Contemporary art curators guide the collection and display of artwork, whether in museums or galleries. They often explain, or help clarify, the intent of the work, too.

Yet times are changing. As more artists go online to sell their artwork, what will the fate of the curator be?

This is such a hotly debated topic that ART LIES magazine devoted its entire Fall 2008 issue to this very question.

What I am about to say is in no way a criticism of what curators do. In fact, if I hadn’t gone to West Point, I may have attended an art school and studied art history—being an art curator could have been my career.

But I often wonder. . . do we still need art curators?

Who should interpret the work?

When I walk into a gallery I know that there is a person (or group of people) responsible for showing me a collection of works and interpreting a group of artists’ point of view.

J.C. Fregnan notes that the word “curator” has a few different meanings, and explains: “A direct loan from Latin, it derives from the transitive verb curare, which meant both ‘to cure’ in its various senses and, generically, ‘to be in charge of.’”

So if we stay true to the root of the word curate, aren’t all artists directly “in charge” of the direction of their creations?

And can’t we, the viewers, interpret the artist’s point for ourselves?

Sometimes I pull the meaning together on my own. Sometimes I don’t. Whether I do or not, it’s important to realize that the collection put before me might not hit the mark anyway. Curators are not infallible.

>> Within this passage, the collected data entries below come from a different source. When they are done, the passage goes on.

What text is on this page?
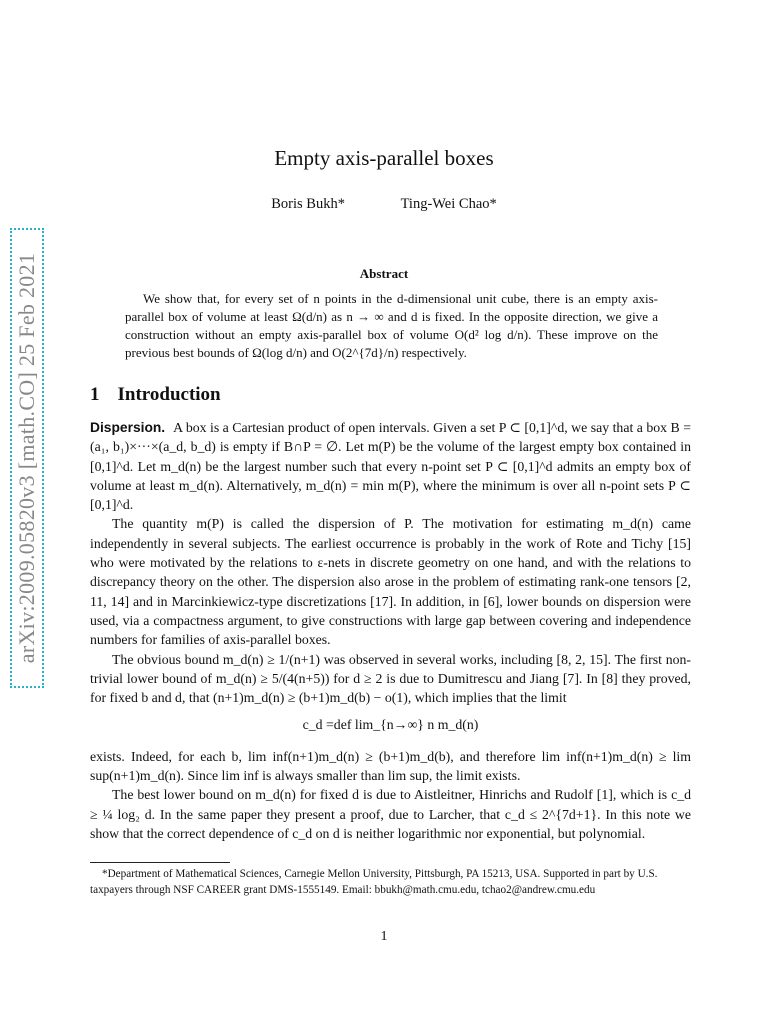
arXiv:2009.05820v3 [math.CO] 25 Feb 2021
Empty axis-parallel boxes
Boris Bukh*	Ting-Wei Chao*
Abstract
We show that, for every set of n points in the d-dimensional unit cube, there is an empty axis-parallel box of volume at least Ω(d/n) as n → ∞ and d is fixed. In the opposite direction, we give a construction without an empty axis-parallel box of volume O(d² log d/n). These improve on the previous best bounds of Ω(log d/n) and O(2^{7d}/n) respectively.
1 Introduction

Dispersion. A box is a Cartesian product of open intervals. Given a set P ⊂ [0,1]^d, we say that a box B = (a₁, b₁)×···×(a_d, b_d) is empty if B∩P = ∅. Let m(P) be the volume of the largest empty box contained in [0,1]^d. Let m_d(n) be the largest number such that every n-point set P ⊂ [0,1]^d admits an empty box of volume at least m_d(n). Alternatively, m_d(n) = min m(P), where the minimum is over all n-point sets P ⊂ [0,1]^d.

The quantity m(P) is called the dispersion of P. The motivation for estimating m_d(n) came independently in several subjects. The earliest occurrence is probably in the work of Rote and Tichy [15] who were motivated by the relations to ε-nets in discrete geometry on one hand, and with the relations to discrepancy theory on the other. The dispersion also arose in the problem of estimating rank-one tensors [2, 11, 14] and in Marcinkiewicz-type discretizations [17]. In addition, in [6], lower bounds on dispersion were used, via a compactness argument, to give constructions with large gap between covering and independence numbers for families of axis-parallel boxes.

The obvious bound m_d(n) ≥ 1/(n+1) was observed in several works, including [8, 2, 15]. The first non-trivial lower bound of m_d(n) ≥ 5/(4(n+5)) for d ≥ 2 is due to Dumitrescu and Jiang [7]. In [8] they proved, for fixed b and d, that (n+1)m_d(n) ≥ (b+1)m_d(b) − o(1), which implies that the limit

c_d =def lim_{n→∞} n m_d(n)

exists. Indeed, for each b, lim inf(n+1)m_d(n) ≥ (b+1)m_d(b), and therefore lim inf(n+1)m_d(n) ≥ lim sup(n+1)m_d(n). Since lim inf is always smaller than lim sup, the limit exists.

The best lower bound on m_d(n) for fixed d is due to Aistleitner, Hinrichs and Rudolf [1], which is c_d ≥ ¼ log₂ d. In the same paper they present a proof, due to Larcher, that c_d ≤ 2^{7d+1}. In this note we show that the correct dependence of c_d on d is neither logarithmic nor exponential, but polynomial.

*Department of Mathematical Sciences, Carnegie Mellon University, Pittsburgh, PA 15213, USA. Supported in part by U.S. taxpayers through NSF CAREER grant DMS-1555149. Email: bbukh@math.cmu.edu, tchao2@andrew.cmu.edu
1
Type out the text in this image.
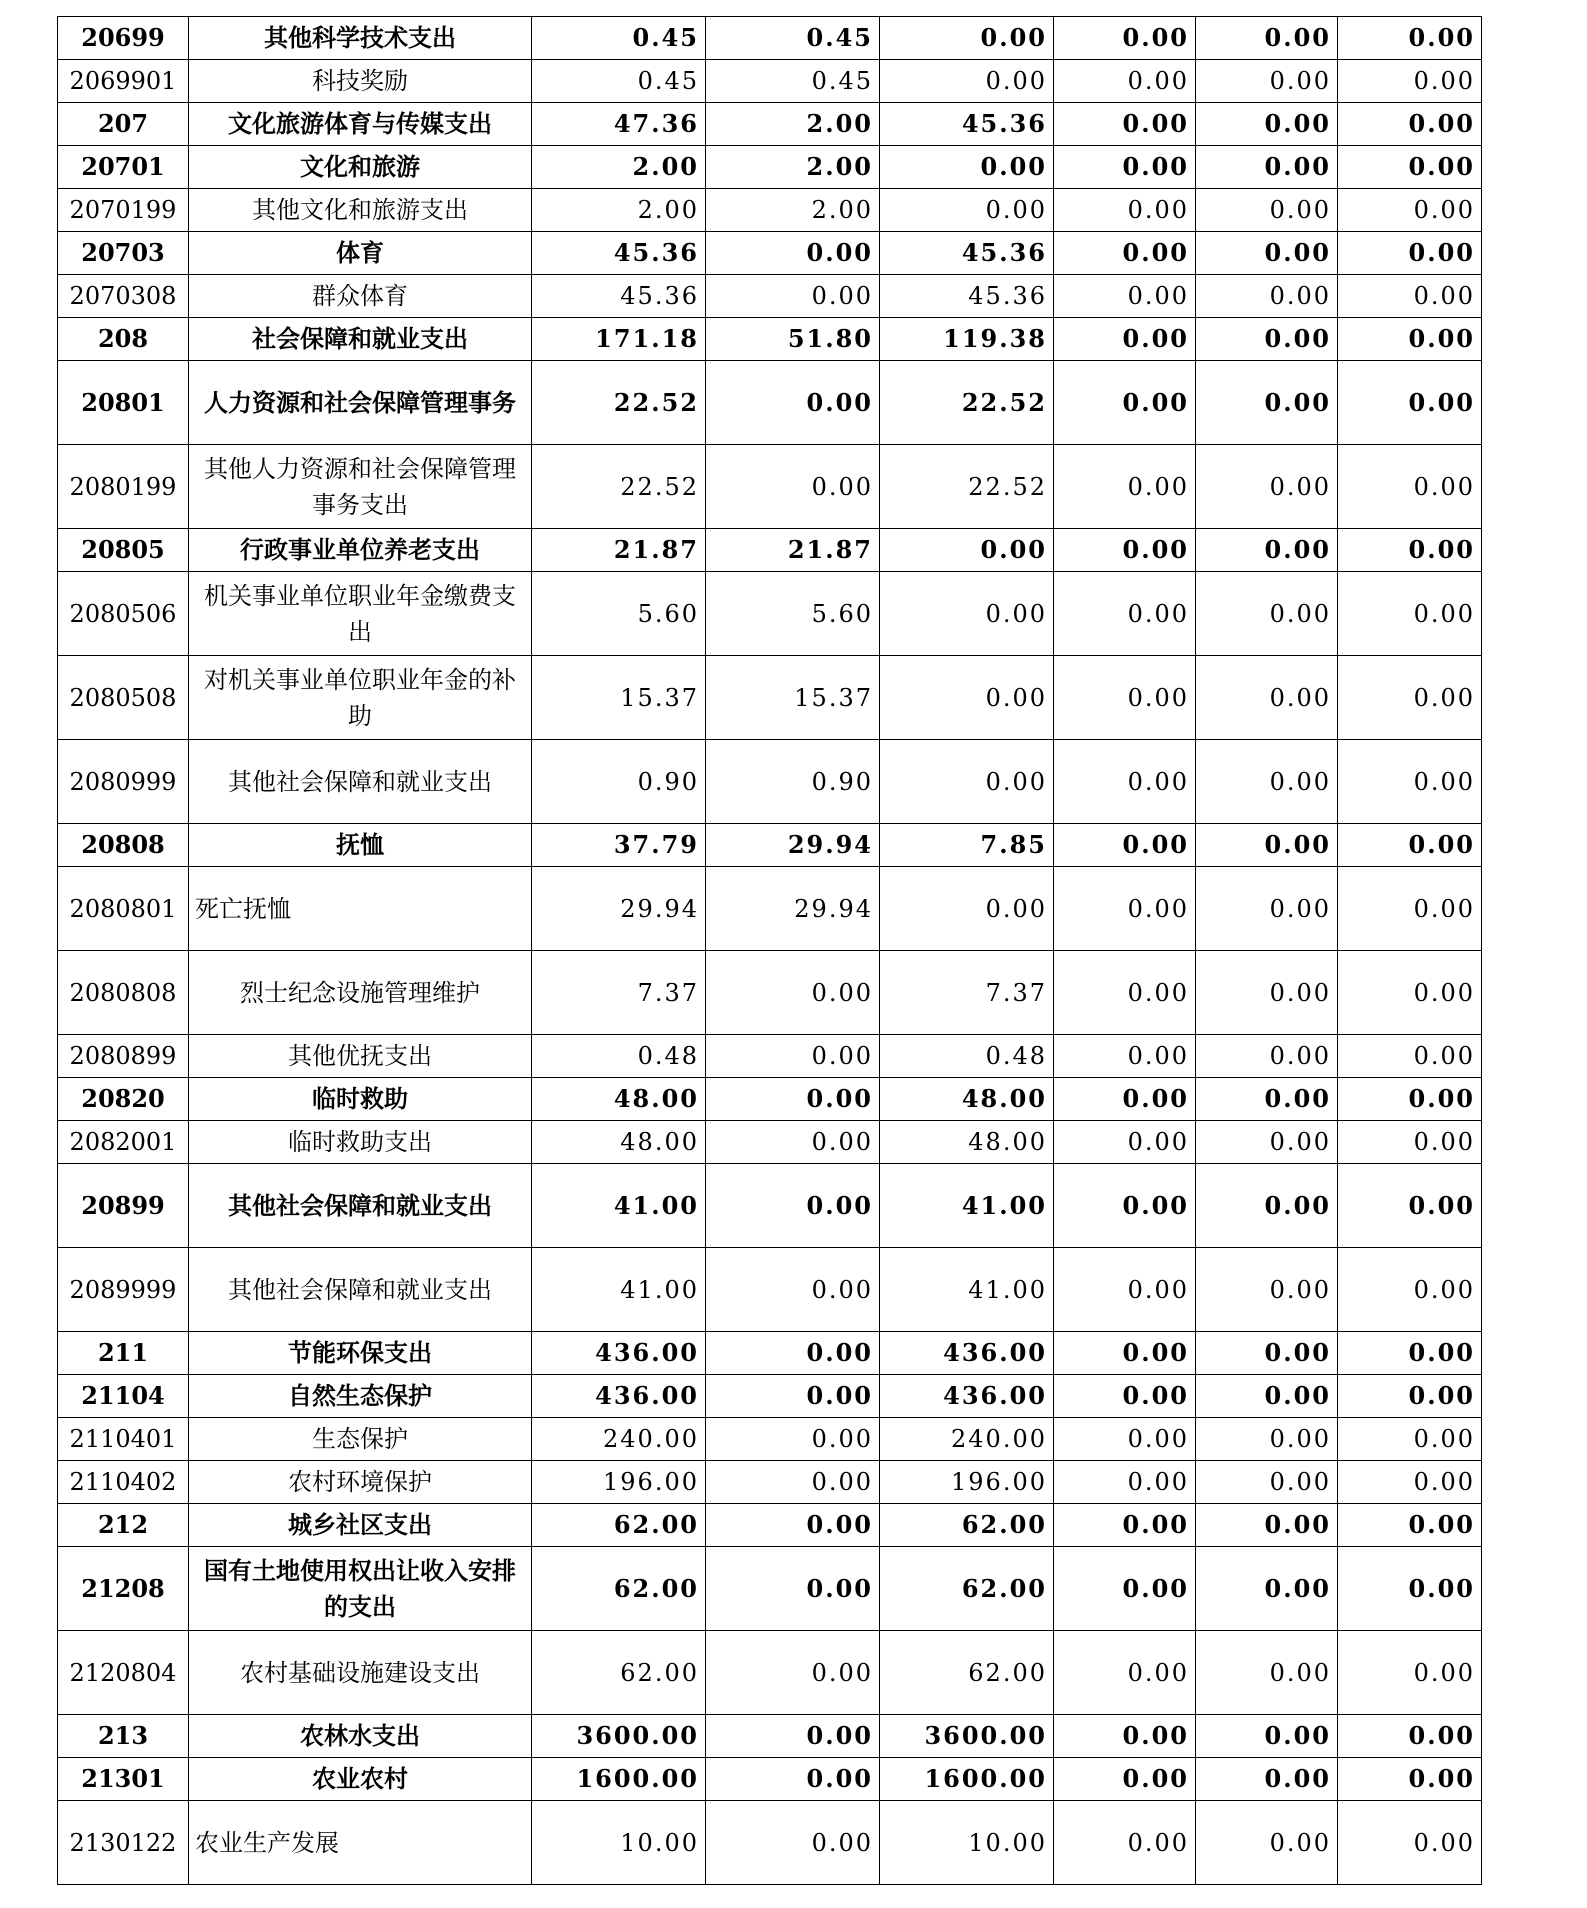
20699	其他科学技术支出	0.45	0.45	0.00	0.00	0.00	0.00
2069901	科技奖励	0.45	0.45	0.00	0.00	0.00	0.00
207	文化旅游体育与传媒支出	47.36	2.00	45.36	0.00	0.00	0.00
20701	文化和旅游	2.00	2.00	0.00	0.00	0.00	0.00
2070199	其他文化和旅游支出	2.00	2.00	0.00	0.00	0.00	0.00
20703	体育	45.36	0.00	45.36	0.00	0.00	0.00
2070308	群众体育	45.36	0.00	45.36	0.00	0.00	0.00
208	社会保障和就业支出	171.18	51.80	119.38	0.00	0.00	0.00
20801	人力资源和社会保障管理事务	22.52	0.00	22.52	0.00	0.00	0.00
2080199	其他人力资源和社会保障管理事务支出	22.52	0.00	22.52	0.00	0.00	0.00
20805	行政事业单位养老支出	21.87	21.87	0.00	0.00	0.00	0.00
2080506	机关事业单位职业年金缴费支出	5.60	5.60	0.00	0.00	0.00	0.00
2080508	对机关事业单位职业年金的补助	15.37	15.37	0.00	0.00	0.00	0.00
2080999	其他社会保障和就业支出	0.90	0.90	0.00	0.00	0.00	0.00
20808	抚恤	37.79	29.94	7.85	0.00	0.00	0.00
2080801	死亡抚恤	29.94	29.94	0.00	0.00	0.00	0.00
2080808	烈士纪念设施管理维护	7.37	0.00	7.37	0.00	0.00	0.00
2080899	其他优抚支出	0.48	0.00	0.48	0.00	0.00	0.00
20820	临时救助	48.00	0.00	48.00	0.00	0.00	0.00
2082001	临时救助支出	48.00	0.00	48.00	0.00	0.00	0.00
20899	其他社会保障和就业支出	41.00	0.00	41.00	0.00	0.00	0.00
2089999	其他社会保障和就业支出	41.00	0.00	41.00	0.00	0.00	0.00
211	节能环保支出	436.00	0.00	436.00	0.00	0.00	0.00
21104	自然生态保护	436.00	0.00	436.00	0.00	0.00	0.00
2110401	生态保护	240.00	0.00	240.00	0.00	0.00	0.00
2110402	农村环境保护	196.00	0.00	196.00	0.00	0.00	0.00
212	城乡社区支出	62.00	0.00	62.00	0.00	0.00	0.00
21208	国有土地使用权出让收入安排的支出	62.00	0.00	62.00	0.00	0.00	0.00
2120804	农村基础设施建设支出	62.00	0.00	62.00	0.00	0.00	0.00
213	农林水支出	3600.00	0.00	3600.00	0.00	0.00	0.00
21301	农业农村	1600.00	0.00	1600.00	0.00	0.00	0.00
2130122	农业生产发展	10.00	0.00	10.00	0.00	0.00	0.00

Interpretation and promotion

Authors Michelle White and Nato Thompson write, “In many ways, the job of the contemporary curator goes against a collective model.”

“Something of a negotiator, the task of the curator is not necessarily about provoking but about figuring out how to facilitate and contextualize the ideas of artists and works of art that often operate within the same system that is being critiqued.”

So in my understanding, this makes the curator a promoter or agent, right? And aren’t most artists promoters or agents for themselves already?

Artists as curators

I know many artists who are not waiting for other people to promote their work. Getting beyond the doors of the galleries has traditionally been such a struggle that it explains the increase in online marketing tools like Etsy and 1000 Markets.

Some artists are literally selling their wares on the street hoping to reach a larger market. Many others are developing a following on the internet, which I believe is the largest art gallery in the world.

I believe, by definition, that the modern artist is the modern curator.